What that line in the Haggadah about the korban pesach and the unsigned-up stranger at the door is there to teach us is that the pursuit of the greater good will always be the wiser choice. That thought should be our watchword as we negotiate these stormy seas on which we are all afloat this year: the key is to draw into our ranks all who would seated at our table and then, united and with one voice, to face the world and demand justice—justice for the captives in Gaza, justice for the people whose own lives were ruined on October 7 or whose loved ones were murdered, justice for Israel in the international halls of justice that so frequently, almost routinely, treat Israel unfairly and unreasonably harshly. If we can’t speak as one now, then when exactly will we?
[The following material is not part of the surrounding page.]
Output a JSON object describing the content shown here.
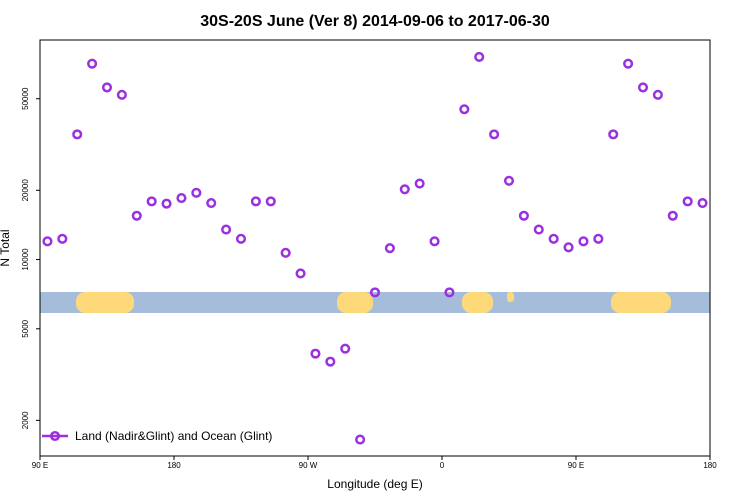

And if not now, then when?

If we can manage that, we’ll have done a lot. Yes, there will be those who cannot bring themselves to stand with Israel or with the Jewish people. I regret that, but I also accept it—but I am thinking about swelling our ranks, not thinning them. And so, even with the seder meals behind us now, I invite you all to join me in opening up the doors—of our homes, of our synagogues, of our communities—to all those Jewish people (and they are legion) on the outside and inviting them in to stand with Israel and to stand with all of us who stand with Israel. And allies in the non-Jewish world whose hearts beat with Israel are welcome in my house too. There are moments in history when you have to stand up or back off, to be in or out, to declare yourself a part or apart. This, I think (and, yes, fear) is one of those moments.